Shipping carriers allegedly refuse to transport US goods

According to a 2021 CNBC investigation, ‘shipping carriers rejected US agricultural export containers worth hundreds of millions of dollars during October and November, instead sending empty containers to China to be filled with more profitable Chinese exports’.

Bluntly put,  this means that foreign shipping carriers are refusing to take American and California-made products, and instead, the shipping carriers take empty containers back to China. The investigation found that in October and November 2020, shipping carriers rejected 178,000 agricultural export containers worth $632 million.

China pays shipping carriers so much money to export Chinese-made goods, they are then paid a premium to carry the empty containers from America back to China. As a result, hundreds of thousands of containers with American products are delayed or remain sitting rotting on American docks in American ports while foreign customers wait.

In the past year, members of congress, the US Secretary of Transportation, the US Secretary of Agriculture, the California State Transportation Agency Secretary, and the California Department of Food and Agriculture sent letters to the shipping council, leading ocean carriers and Federal Maritime Commissioners. However, the export situation has only gotten worse.

California State Transportation Agency Secretary David S. Kim and California Department of Food and Agriculture Secretary Karen Ross sent a letter in early January 2021 to leading ocean carriers “requesting they take full advantage of underutilized California ports, including the Port of Oakland, to increase capacity for agricultural exports and help relieve supply chain congestion in the San Pedro Bay.” To no avail.

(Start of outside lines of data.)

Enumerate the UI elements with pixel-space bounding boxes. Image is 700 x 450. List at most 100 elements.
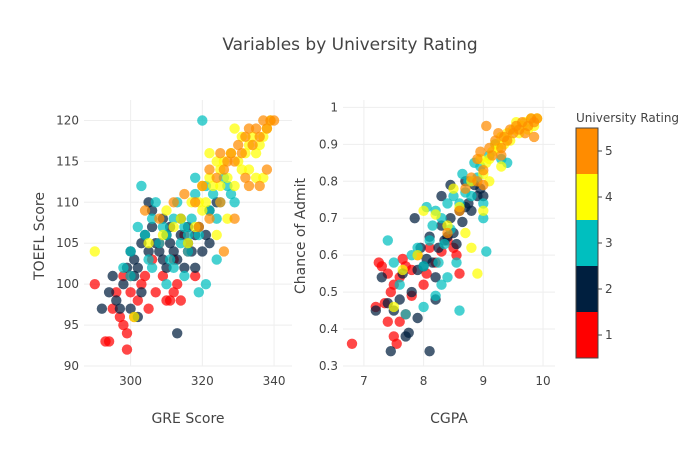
plot1-point [143, 303, 154, 314]
colorbar-segment [576, 128, 598, 174]
plot2-point [466, 242, 477, 253]
plot1-point [118, 270, 129, 282]
plot1-point [157, 270, 169, 282]
plot1-point [154, 238, 165, 249]
plot2-y-tick-label: 0.5 [319, 285, 338, 299]
plot1-ticks: 300 320 340 90 95 100 105 110 115 120 [56, 113, 285, 388]
plot2-point [394, 279, 405, 290]
plot1-x-tick-label: 340 [263, 374, 286, 388]
plot2-ticks: 7 8 9 10 0.3 0.4 0.5 0.6 0.7 0.8 0.9 1 [319, 100, 551, 388]
plot1-point [172, 279, 183, 290]
plot2-point [496, 161, 507, 172]
plot1-point [136, 279, 147, 290]
plot1-point [211, 156, 222, 167]
plot2-point [448, 183, 459, 194]
plot1-point [175, 229, 186, 241]
plot2-point [409, 213, 420, 224]
plot1-point [204, 148, 215, 159]
plot1-y-tick-label: 120 [56, 113, 79, 127]
plot1-point [132, 221, 143, 233]
plot1-point [190, 172, 201, 183]
plot2-point [496, 142, 507, 154]
plot2-point [439, 238, 450, 250]
plot-cgpa-admit: 7 8 9 10 0.3 0.4 0.5 0.6 0.7 0.8 0.9 1 CGPA Chance … [293, 100, 555, 427]
plot2-point [394, 294, 405, 305]
plot2-point [472, 268, 483, 279]
plot1-point [157, 229, 169, 241]
plot2-point [478, 198, 489, 209]
plot1-point [157, 254, 169, 265]
plot1-point [200, 197, 212, 208]
plot2-point [376, 272, 387, 283]
plot2-point [400, 309, 411, 320]
plot2-point [385, 346, 396, 357]
plot1-point [139, 270, 151, 282]
plot2-y-tick-label: 0.6 [319, 248, 338, 262]
plot1-point [179, 270, 190, 282]
plot1-point [172, 328, 183, 339]
plot1-point [229, 213, 240, 224]
plot1-point [190, 262, 201, 273]
plot1-point [211, 229, 222, 241]
plot1-point [197, 180, 208, 192]
plot1-point [107, 303, 118, 314]
colorbar: University Rating 1 2 3 4 5 [575, 111, 679, 359]
plot1-point [186, 213, 197, 224]
plot2-y-tick-label: 0.7 [319, 211, 338, 225]
plot1-y-tick-label: 100 [56, 277, 79, 291]
plot2-y-tick-label: 0.3 [319, 359, 338, 373]
plot1-point [168, 197, 179, 208]
plot1-point [111, 287, 122, 298]
plot2-point [418, 301, 429, 313]
plot1-point [229, 197, 240, 208]
plot2-point [436, 190, 447, 202]
plot2-point [487, 150, 498, 161]
plot2-point [442, 220, 453, 231]
plot1-point [89, 279, 101, 290]
plot1-point [179, 221, 190, 233]
plot1-point [121, 328, 133, 339]
plot1-point [118, 262, 129, 273]
plot1-y-tick-label: 105 [56, 236, 79, 250]
plot1-point [254, 180, 265, 192]
plot2-x-tick-label: 9 [480, 374, 488, 388]
plot1-point [211, 172, 222, 183]
plot1-point [143, 246, 154, 257]
plot1-point [161, 262, 172, 273]
plot2-point [346, 338, 358, 349]
plot1-point [261, 164, 273, 175]
plot1-point [132, 262, 143, 273]
plot1-point [225, 148, 237, 159]
plot2-point [382, 235, 393, 246]
plot2-point [502, 135, 513, 146]
plot2-point [403, 327, 414, 338]
plot1-point [218, 164, 230, 175]
plot1-point [236, 164, 247, 175]
plot2-point [430, 272, 441, 283]
plot1-point [121, 344, 133, 355]
plot2-point [478, 205, 489, 216]
plot1-point [268, 115, 280, 126]
plot1-point [168, 246, 179, 257]
plot1-point [243, 180, 255, 192]
plot2-point [457, 168, 468, 180]
plot2-point [454, 268, 465, 279]
colorbar-segment [576, 220, 598, 266]
plot2-point [430, 209, 441, 220]
plot2-point [451, 257, 462, 268]
colorbar-tick-label: 1 [605, 328, 613, 342]
plot1-point [236, 148, 247, 159]
plot1-point [250, 172, 262, 183]
plot2-y-tick-label: 1 [330, 100, 338, 114]
plot2-point [388, 331, 399, 342]
plot1-point [168, 287, 179, 298]
plot1-y-tick-label: 95 [64, 318, 79, 332]
plot1-point [164, 295, 176, 306]
plot1-point [200, 279, 212, 290]
plot1-x-tick-label: 300 [119, 374, 142, 388]
plot1-point [182, 238, 194, 249]
plot2-point [466, 190, 477, 202]
plot1-point [222, 213, 233, 224]
plot1-point [89, 246, 101, 257]
plot2-point [424, 235, 435, 246]
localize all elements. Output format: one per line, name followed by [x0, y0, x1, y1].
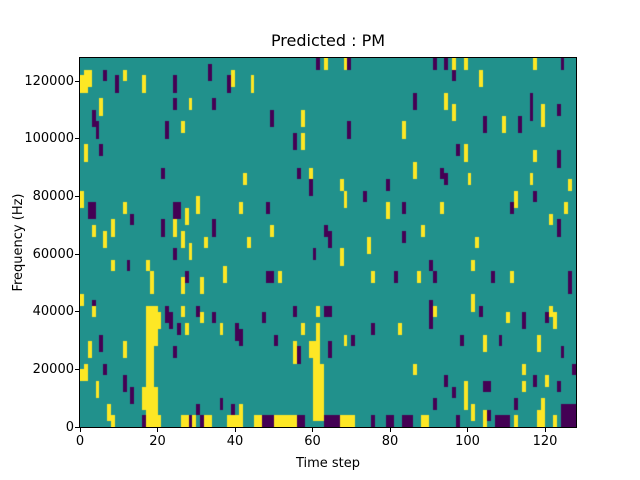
- y-tick-mark: [75, 138, 79, 140]
- x-tick-label: 60: [304, 434, 321, 449]
- x-tick-mark: [389, 428, 391, 432]
- chart-title: Predicted : PM: [270, 31, 386, 50]
- x-axis-label: Time step: [295, 456, 361, 471]
- y-tick-label: 120000: [24, 73, 74, 89]
- plot-area: [79, 57, 577, 428]
- x-tick-mark: [544, 428, 546, 432]
- x-tick-label: 100: [455, 434, 480, 449]
- y-tick-mark: [75, 80, 79, 82]
- x-tick-mark: [234, 428, 236, 432]
- y-tick-mark: [75, 426, 79, 428]
- x-tick-label: 40: [226, 434, 244, 449]
- x-tick-label: 20: [149, 434, 166, 449]
- y-tick-label: 20000: [32, 361, 74, 377]
- y-tick-mark: [75, 311, 79, 313]
- x-tick-label: 80: [381, 434, 399, 449]
- x-tick-mark: [79, 428, 81, 432]
- x-tick-mark: [157, 428, 158, 432]
- y-tick-mark: [75, 368, 79, 370]
- x-tick-mark: [467, 428, 468, 432]
- x-tick-mark: [312, 428, 313, 432]
- y-tick-mark: [75, 253, 79, 255]
- x-tick-label: 120: [532, 434, 558, 449]
- y-tick-label: 40000: [32, 304, 74, 320]
- y-tick-label: 100000: [24, 131, 74, 147]
- y-tick-mark: [75, 195, 79, 197]
- x-tick-label: 0: [75, 434, 85, 449]
- y-tick-label: 80000: [32, 188, 74, 204]
- heatmap-canvas: [80, 58, 576, 427]
- y-tick-label: 0: [65, 419, 74, 435]
- y-tick-label: 60000: [32, 246, 74, 262]
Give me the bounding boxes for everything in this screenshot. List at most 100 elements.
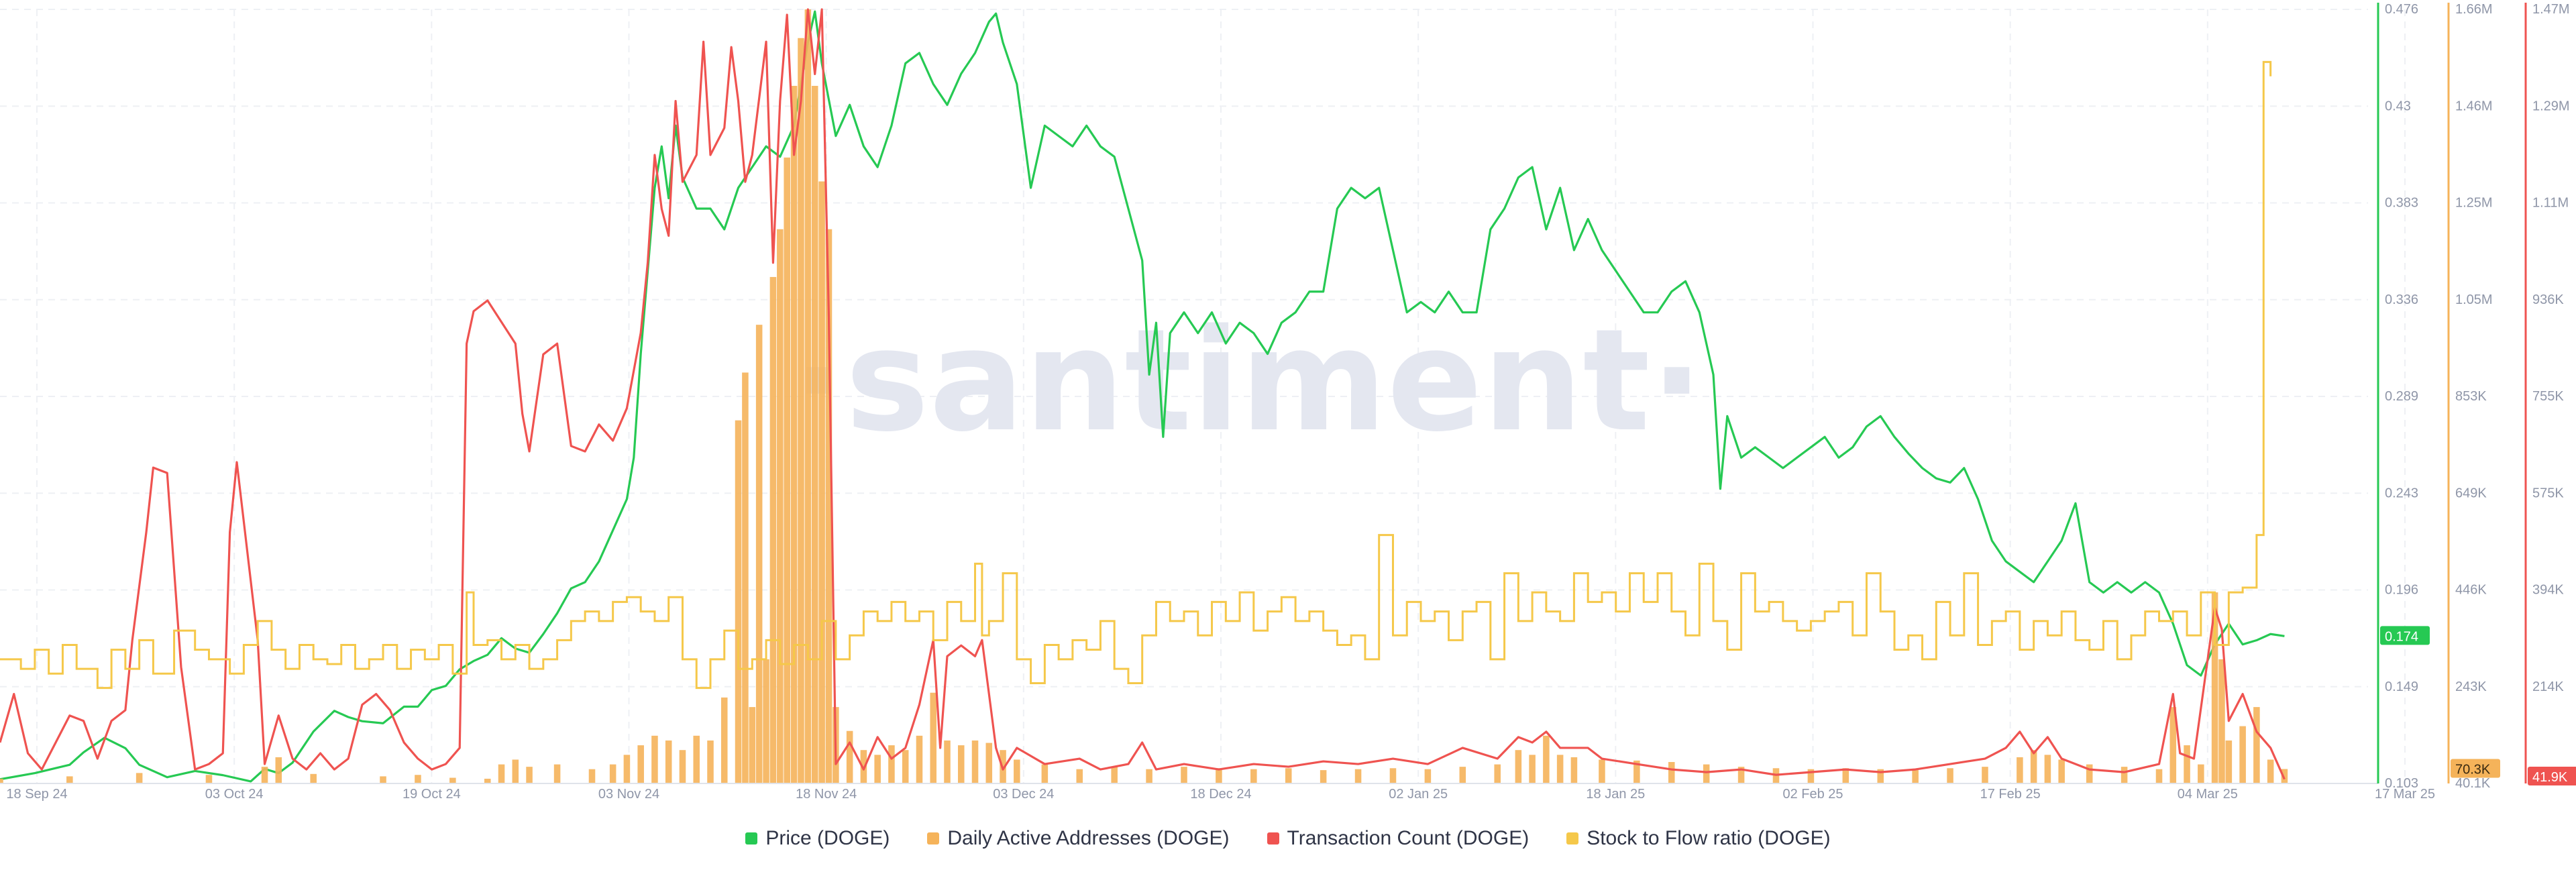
daa-bar — [755, 325, 763, 783]
daa-bar — [2225, 740, 2233, 783]
daa-bar — [1146, 769, 1152, 783]
legend-swatch-daa — [927, 832, 940, 844]
daa-tick-label: 40.1K — [2455, 776, 2491, 791]
daa-tick-label: 1.46M — [2455, 99, 2493, 113]
daa-tick-label: 1.05M — [2455, 292, 2493, 307]
daa-bar — [588, 769, 596, 783]
daa-bar — [2198, 764, 2204, 783]
daa-bar — [1285, 768, 1292, 783]
legend-swatch-price — [745, 832, 758, 844]
x-tick-label: 19 Oct 24 — [402, 787, 461, 802]
daa-bar — [769, 276, 777, 783]
tx-current-badge — [2528, 767, 2576, 785]
daa-bar — [1076, 769, 1083, 783]
price-current-badge — [2380, 626, 2430, 645]
daa-bar — [623, 755, 631, 783]
price-tick-label: 0.289 — [2385, 389, 2418, 404]
daa-tick-label: 446K — [2455, 583, 2487, 598]
daa-bar — [526, 767, 533, 783]
daa-bar — [1982, 767, 1988, 783]
legend-label-daa: Daily Active Addresses (DOGE) — [947, 827, 1230, 849]
daa-bar — [2253, 707, 2260, 783]
daa-bar — [136, 773, 143, 783]
daa-bar — [2030, 750, 2037, 783]
tx-current-value: 41.9K — [2532, 770, 2568, 785]
daa-bar — [944, 740, 951, 783]
daa-bar — [742, 372, 749, 783]
daa-bar — [707, 740, 714, 783]
legend-item-daa[interactable]: Daily Active Addresses (DOGE) — [927, 827, 1230, 850]
x-tick-label: 04 Mar 25 — [2178, 787, 2238, 802]
daa-bar — [735, 420, 742, 783]
daa-bar — [2218, 659, 2225, 783]
santiment-watermark: ·santiment· — [792, 298, 1703, 463]
daa-bar — [310, 773, 317, 783]
daa-bar — [1354, 769, 1362, 783]
daa-bar — [888, 745, 895, 783]
tx-tick-label: 394K — [2532, 583, 2564, 598]
legend-label-price: Price (DOGE) — [765, 827, 890, 849]
grid-lines — [0, 9, 2406, 784]
daa-bar — [1556, 755, 1564, 783]
daa-bar — [1737, 767, 1745, 783]
daa-bar — [2267, 759, 2274, 783]
daa-bar — [2211, 592, 2218, 783]
daa-bar — [261, 767, 268, 783]
price-tick-label: 0.336 — [2385, 292, 2418, 307]
daa-bar — [749, 707, 756, 783]
daa-bar — [1668, 762, 1675, 783]
daa-bar — [2281, 769, 2288, 783]
daa-tick-label: 1.66M — [2455, 2, 2493, 17]
x-tick-label: 03 Oct 24 — [205, 787, 264, 802]
x-tick-label: 17 Feb 25 — [1980, 787, 2041, 802]
daa-bar — [902, 750, 909, 783]
price-tick-label: 0.476 — [2385, 2, 2418, 17]
tx-tick-label: 1.29M — [2532, 99, 2570, 113]
daa-bar — [1041, 764, 1049, 783]
daa-bar — [957, 745, 965, 783]
transaction-count-line — [0, 8, 2286, 780]
legend-swatch-tx — [1267, 832, 1279, 844]
daa-tick-label: 853K — [2455, 389, 2487, 404]
legend-item-price[interactable]: Price (DOGE) — [745, 827, 890, 850]
daa-bar — [804, 9, 812, 783]
legend-item-s2f[interactable]: Stock to Flow ratio (DOGE) — [1566, 827, 1831, 850]
daa-bar — [811, 85, 818, 784]
stock-to-flow-line — [0, 60, 2272, 690]
daa-tick-label: 649K — [2455, 486, 2487, 500]
x-tick-label: 17 Mar 25 — [2375, 787, 2435, 802]
daa-bar — [2184, 745, 2190, 783]
daa-bar — [651, 735, 658, 783]
x-tick-label: 18 Sep 24 — [6, 787, 67, 802]
daa-bar — [1842, 768, 1849, 783]
daa-bar — [846, 730, 853, 783]
daa-bar — [777, 229, 784, 784]
daa-tick-label: 1.25M — [2455, 196, 2493, 211]
daa-bar — [1250, 769, 1257, 783]
chart-legend: Price (DOGE) Daily Active Addresses (DOG… — [0, 822, 2576, 855]
daa-bar — [415, 775, 421, 783]
daa-bar — [1320, 770, 1327, 783]
daa-bar — [720, 697, 728, 783]
daa-bar — [2121, 767, 2128, 783]
daa-bar — [512, 759, 519, 783]
daa-bar — [971, 740, 979, 783]
daa-current-value: 70.3K — [2455, 762, 2491, 777]
daa-bar — [1543, 735, 1550, 783]
daa-bar — [1529, 755, 1536, 783]
daa-bar — [1703, 764, 1710, 783]
daa-bar — [1877, 769, 1884, 783]
daa-bar — [2058, 759, 2065, 783]
daa-current-badge — [2451, 759, 2500, 778]
daa-bar — [1570, 757, 1578, 783]
daa-bar — [825, 229, 833, 784]
daa-bar — [609, 764, 616, 783]
daa-bar — [637, 745, 644, 783]
daa-bar — [1515, 750, 1522, 783]
series-0 — [0, 10, 2285, 783]
daa-bar — [275, 757, 282, 783]
daa-bar — [784, 157, 790, 783]
x-tick-label: 18 Dec 24 — [1190, 787, 1251, 802]
legend-item-tx[interactable]: Transaction Count (DOGE) — [1267, 827, 1529, 850]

The CNBC investigation unearthed that ‘carriers rejected an estimated 177,938 containers known as TEUs (20-foot equivalent units) in October and November, according to the analysis of data compiled from the Census Bureau and the ports of Los Angeles, Long Beach, California, and New York and New Jersey.

‘According to port trade data, the total export container deficit for the ports of Long Beach and Los Angeles was 136,392 TEUs. An estimated 41,546 TEUs were denied out of the Port of New York and New Jersey. The total value lost export trade from those ports is $632 million.’